I understand that the measurability of a set is equivalent for the existence of a $G_{\delta}$ set $G$ that contains the set and has the same outer measure.
However, I do not know how to answer this question in my text: Let $E$ be a nonmeasurable set of finite outer measure. Show that there is a $G_{\delta}$ set $G$ that contain $E$ such that outer measure of $E$ is the same as the outer measure of $G$ while outer measure of $G\setminus E$ is greater than zero.

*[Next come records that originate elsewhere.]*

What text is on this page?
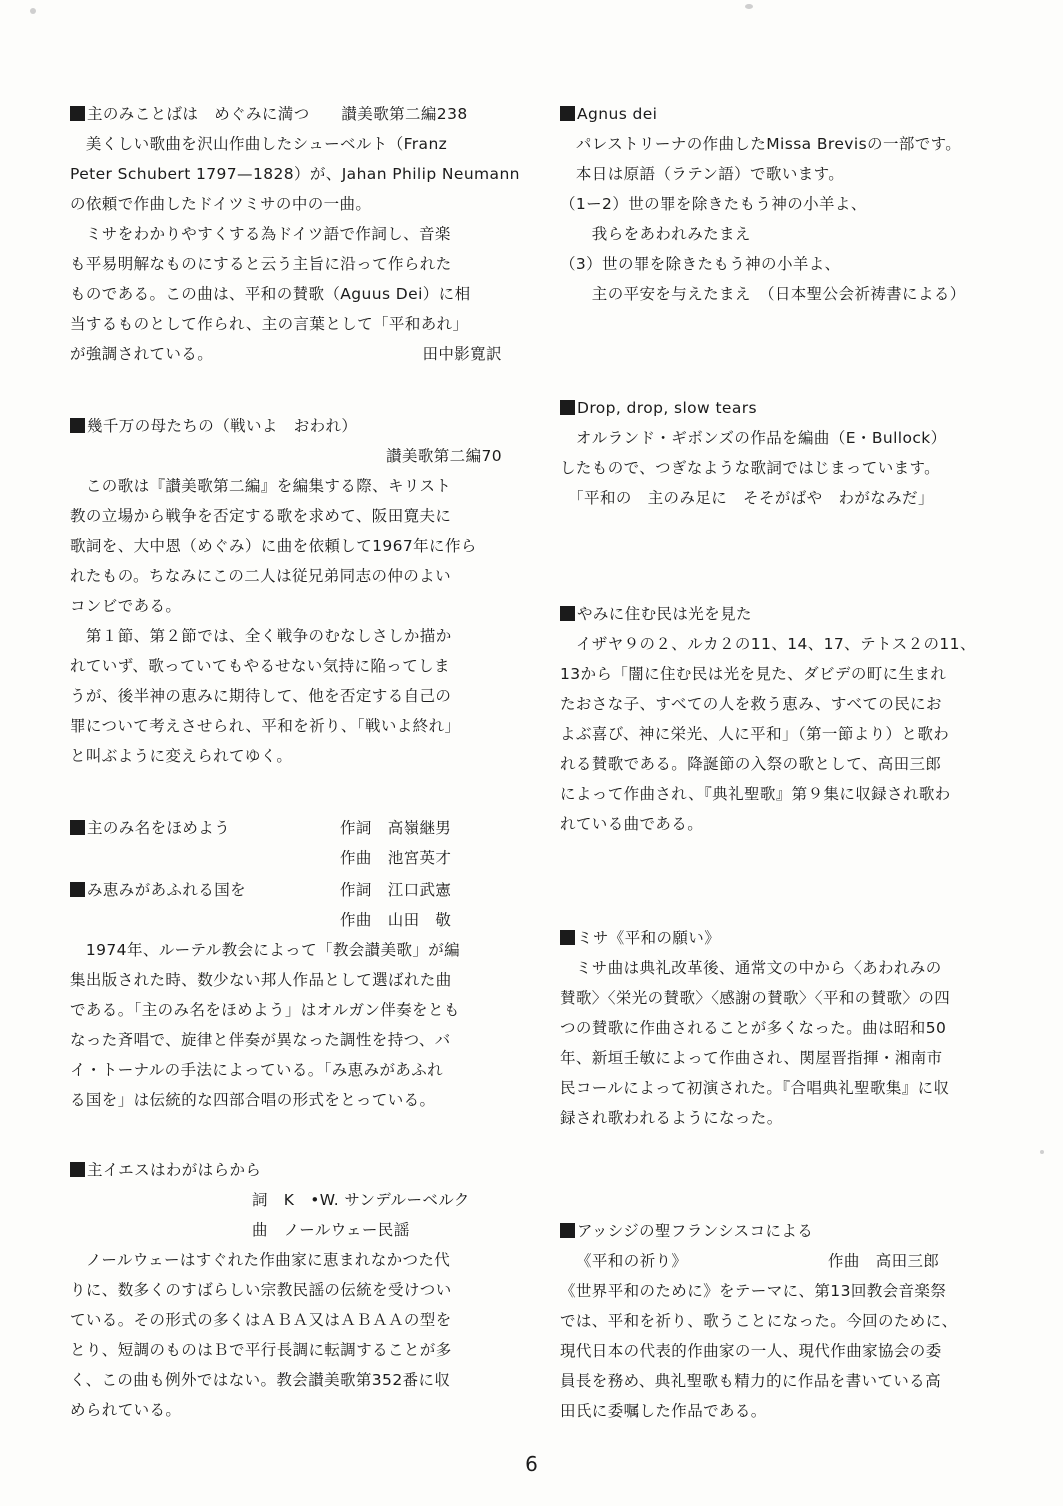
主のみことばは　めぐみに満つ　　讃美歌第二編238
　美くしい歌曲を沢山作曲したシューベルト（Franz
Peter Schubert 1797—1828）が、Jahan Philip Neumann
の依頼で作曲したドイツミサの中の一曲。
　ミサをわかりやすくする為ドイツ語で作詞し、音楽
も平易明解なものにすると云う主旨に沿って作られた
ものである。この曲は、平和の賛歌（Aguus Dei）に相
当するものとして作られ、主の言葉として「平和あれ」
が強調されている。	田中影寛訳
幾千万の母たちの（戦いよ　おわれ）
讃美歌第二編70
　この歌は『讃美歌第二編』を編集する際、キリスト
教の立場から戦争を否定する歌を求めて、阪田寛夫に
歌詞を、大中恩（めぐみ）に曲を依頼して1967年に作ら
れたもの。ちなみにこの二人は従兄弟同志の仲のよい
コンビである。
　第１節、第２節では、全く戦争のむなしさしか描か
れていず、歌っていてもやるせない気持に陥ってしま
うが、後半神の恵みに期待して、他を否定する自己の
罪について考えさせられ、平和を祈り、「戦いよ終れ」
と叫ぶように変えられてゆく。
主のみ名をほめよう	作詞　 高嶺継男
作曲　 池宮英才
み恵みがあふれる国を	作詞　 江口武憲
作曲　 山田　敬
　1974年、ルーテル教会によって「教会讃美歌」が編
集出版された時、数少ない邦人作品として選ばれた曲
である。「主のみ名をほめよう」はオルガン伴奏をとも
なった斉唱で、旋律と伴奏が異なった調性を持つ、バ
イ・トーナルの手法によっている。「み恵みがあふれ
る国を」は伝統的な四部合唱の形式をとっている。
主イエスはわがはらから
詞　K　•W. サンデルーベルク
曲　ノールウェー民謡
　ノールウェーはすぐれた作曲家に恵まれなかつた代
りに、数多くのすばらしい宗教民謡の伝統を受けつい
ている。その形式の多くはＡＢＡ又はＡＢＡＡの型を
とり、短調のものはＢで平行長調に転調することが多
く、この曲も例外ではない。教会讃美歌第352番に収
められている。
Agnus dei
　パレストリーナの作曲したMissa Brevisの一部です。
　本日は原語（ラテン語）で歌います。
（1ー2）世の罪を除きたもう神の小羊よ、
　　我らをあわれみたまえ
（3）世の罪を除きたもう神の小羊よ、
　　主の平安を与えたまえ　（日本聖公会祈祷書による）
Drop, drop, slow tears
　オルランド・ギボンズの作品を編曲（E・Bullock）
したもので、つぎなような歌詞ではじまっています。
　「平和の　主のみ足に　そそがばや　わがなみだ」
やみに住む民は光を見た
　イザヤ９の２、ルカ２の11、14、17、テトス２の11、
13から「闇に住む民は光を見た、ダビデの町に生まれ
たおさな子、すべての人を救う恵み、すべての民にお
よぶ喜び、神に栄光、人に平和」（第一節より）と歌わ
れる賛歌である。降誕節の入祭の歌として、高田三郎
によって作曲され、『典礼聖歌』第９集に収録され歌わ
れている曲である。
ミサ《平和の願い》
　ミサ曲は典礼改革後、通常文の中から〈あわれみの
賛歌〉〈栄光の賛歌〉〈感謝の賛歌〉〈平和の賛歌〉の四
つの賛歌に作曲されることが多くなった。曲は昭和50
年、新垣壬敏によって作曲され、関屋晋指揮・湘南市
民コールによって初演された。『合唱典礼聖歌集』に収
録され歌われるようになった。
アッシジの聖フランシスコによる
《平和の祈り》	作曲　高田三郎
《世界平和のために》をテーマに、第13回教会音楽祭
では、平和を祈り、歌うことになった。今回のために、
現代日本の代表的作曲家の一人、現代作曲家協会の委
員長を務め、典礼聖歌も精力的に作品を書いている高
田氏に委嘱した作品である。
6
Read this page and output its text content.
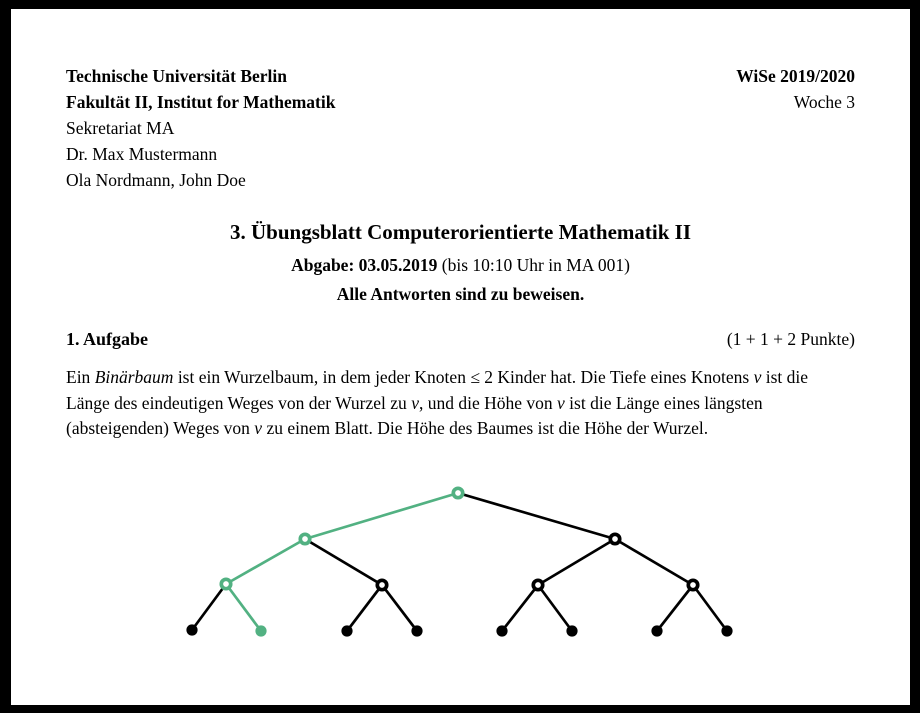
Technische Universität Berlin
Fakultät II, Institut for Mathematik
Sekretariat MA
Dr. Max Mustermann
Ola Nordmann, John Doe
WiSe 2019/2020
Woche 3
3. Übungsblatt Computerorientierte Mathematik II
Abgabe: 03.05.2019 (bis 10:10 Uhr in MA 001)
Alle Antworten sind zu beweisen.
1. Aufgabe	(1 + 1 + 2 Punkte)
Ein Binärbaum ist ein Wurzelbaum, in dem jeder Knoten ≤ 2 Kinder hat. Die Tiefe eines Knotens v ist die Länge des eindeutigen Weges von der Wurzel zu v, und die Höhe von v ist die Länge eines längsten (absteigenden) Weges von v zu einem Blatt. Die Höhe des Baumes ist die Höhe der Wurzel.
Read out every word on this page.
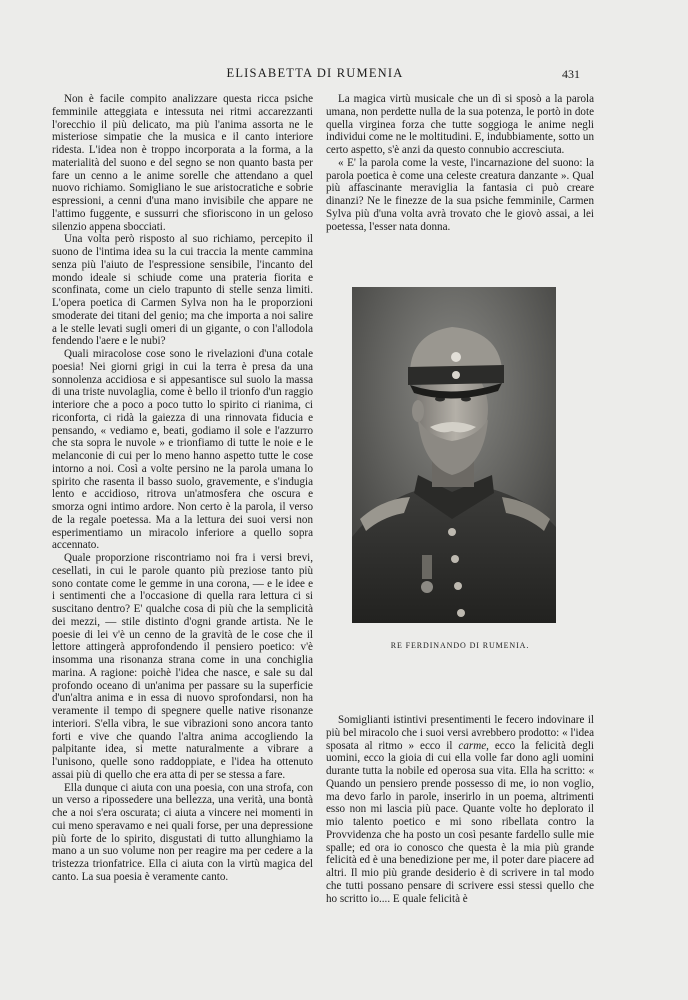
ELISABETTA DI RUMENIA	431

Non è facile compito analizzare questa ricca psiche femminile atteggiata e intessuta nei ritmi accarezzanti l'orecchio il più delicato, ma più l'anima assorta ne le misteriose simpatie che la musica e il canto interiore ridesta. L'idea non è troppo incorporata a la forma, a la materialità del suono e del segno se non quanto basta per fare un cenno a le anime sorelle che attendano a quel nuovo richiamo. Somigliano le sue aristocratiche e sobrie espressioni, a cenni d'una mano invisibile che appare ne l'attimo fuggente, e sussurri che sfioriscono in un geloso silenzio appena sbocciati.

Una volta però risposto al suo richiamo, percepito il suono de l'intima idea su la cui traccia la mente cammina senza più l'aiuto de l'espressione sensibile, l'incanto del mondo ideale si schiude come una prateria fiorita e sconfinata, come un cielo trapunto di stelle senza limiti. L'opera poetica di Carmen Sylva non ha le proporzioni smoderate dei titani del genio; ma che importa a noi salire a le stelle levati sugli omeri di un gigante, o con l'allodola fendendo l'aere e le nubi?

Quali miracolose cose sono le rivelazioni d'una cotale poesia! Nei giorni grigi in cui la terra è presa da una sonnolenza accidiosa e si appesantisce sul suolo la massa di una triste nuvolaglia, come è bello il trionfo d'un raggio interiore che a poco a poco tutto lo spirito ci rianima, ci riconforta, ci ridà la gaiezza di una rinnovata fiducia e pensando, « vediamo e, beati, godiamo il sole e l'azzurro che sta sopra le nuvole » e trionfiamo di tutte le noie e le melanconie di cui per lo meno hanno aspetto tutte le cose intorno a noi. Così a volte persino ne la parola umana lo spirito che rasenta il basso suolo, gravemente, e s'indugia lento e accidioso, ritrova un'atmosfera che oscura e smorza ogni intimo ardore. Non certo è la parola, il verso de la regale poetessa. Ma a la lettura dei suoi versi non esperimentiamo un miracolo inferiore a quello sopra accennato.

Quale proporzione riscontriamo noi fra i versi brevi, cesellati, in cui le parole quanto più preziose tanto più sono contate come le gemme in una corona, — e le idee e i sentimenti che a l'occasione di quella rara lettura ci si suscitano dentro? E' qualche cosa di più che la semplicità dei mezzi, — stile distinto d'ogni grande artista. Ne le poesie di lei v'è un cenno de la gravità de le cose che il lettore attingerà approfondendo il pensiero poetico: v'è insomma una risonanza strana come in una conchiglia marina. A ragione: poichè l'idea che nasce, e sale su dal profondo oceano di un'anima per passare su la superficie d'un'altra anima e in essa di nuovo sprofondarsi, non ha veramente il tempo di spegnere quelle native risonanze interiori. S'ella vibra, le sue vibrazioni sono ancora tanto forti e vive che quando l'altra anima accogliendo la palpitante idea, si mette naturalmente a vibrare a l'unisono, quelle sono raddoppiate, e l'idea ha ottenuto assai più di quello che era atta di per se stessa a fare.

Ella dunque ci aiuta con una poesia, con una strofa, con un verso a ripossedere una bellezza, una verità, una bontà che a noi s'era oscurata; ci aiuta a vincere nei momenti in cui meno speravamo e nei quali forse, per una depressione più forte de lo spirito, disgustati di tutto allunghiamo la mano a un suo volume non per reagire ma per cedere a la tristezza trionfatrice. Ella ci aiuta con la virtù magica del canto. La sua poesia è veramente canto.

La magica virtù musicale che un dì si sposò a la parola umana, non perdette nulla de la sua potenza, le portò in dote quella virginea forza che tutte soggioga le anime negli individui come ne le moltitudini. E, indubbiamente, sotto un certo aspetto, s'è anzi da questo connubio accresciuta.

« E' la parola come la veste, l'incarnazione del suono: la parola poetica è come una celeste creatura danzante ». Qual più affascinante meraviglia la fantasia ci può creare dinanzi? Ne le finezze de la sua psiche femminile, Carmen Sylva più d'una volta avrà trovato che le giovò assai, a lei poetessa, l'esser nata donna.

RE FERDINANDO DI RUMENIA.

Somiglianti istintivi presentimenti le fecero indovinare il più bel miracolo che i suoi versi avrebbero prodotto: « l'idea sposata al ritmo » ecco il carme, ecco la felicità degli uomini, ecco la gioia di cui ella volle far dono agli uomini durante tutta la nobile ed operosa sua vita. Ella ha scritto: « Quando un pensiero prende possesso di me, io non voglio, ma devo farlo in parole, inserirlo in un poema, altrimenti esso non mi lascia più pace. Quante volte ho deplorato il mio talento poetico e mi sono ribellata contro la Provvidenza che ha posto un così pesante fardello sulle mie spalle; ed ora io conosco che questa è la mia più grande felicità ed è una benedizione per me, il poter dare piacere ad altri. Il mio più grande desiderio è di scrivere in tal modo che tutti possano pensare di scrivere essi stessi quello che ho scritto io.... E quale felicità è
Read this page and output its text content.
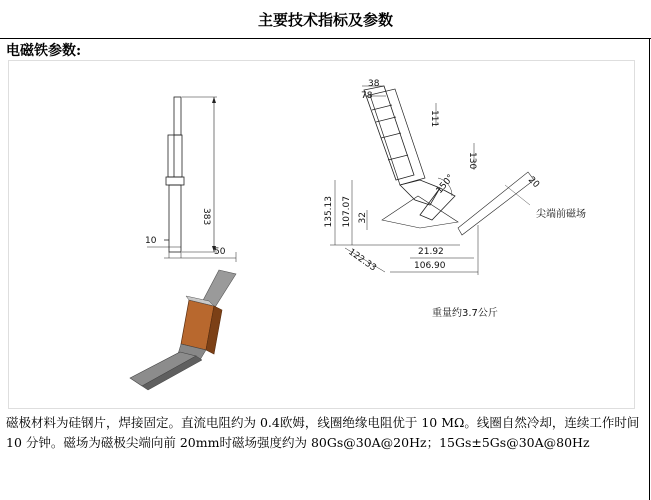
主要技术指标及参数
电磁铁参数:
383
10
50
38
78
111
130
150°	20
135.13 107.07 32
122.33	21.92
106.90
尖端前磁场
重量约3.7公斤
磁极材料为硅钢片，焊接固定。直流电阻约为 0.4欧姆，线圈绝缘电阻优于 10 MΩ。线圈自然冷却，连续工作时间 10 分钟。磁场为磁极尖端向前 20mm时磁场强度约为 80Gs@30A@20Hz；15Gs±5Gs@30A@80Hz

The Theorem of Vitali states that any set of real number with positive outer measure contains a subset that fails to be measurable but I do not know how to relate this theorem to the problem.
Thank you in advance.
Best Answer
Let $E$ be any set with a finite outer measure $r=\lambda^*(E)$. From the definition of outer measure $r$ is the infimum of the measures of open sets containing E.
For each $n$ you can find $U_n$ open such that $E\subseteq U_n$ and $r\leq \lambda(U_n)\leq r+\frac{1}{n}$. Taking $G=\bigcap U_n$ we get that G is a $G_\delta$ set, $E\subseteq G$ and therefore $r=\lambda^*(E)\leq \lambda^*(G)=\lambda(G)$, and for every n we also have $\lambda(G)\leq\lambda(U_n)\leq r+\frac{1}{n}$ so $\lambda(G)=r$.
If $\lambda^*(G-E)=0$ then $G-E$ would be measurable and then E would be measurable since $G-(G-E)=E$ and both G,G-E are measurable. This shows in particular that $\lambda^*(A)+\lambda^*(B-A)$ can be larger than $\lambda^*(B)$.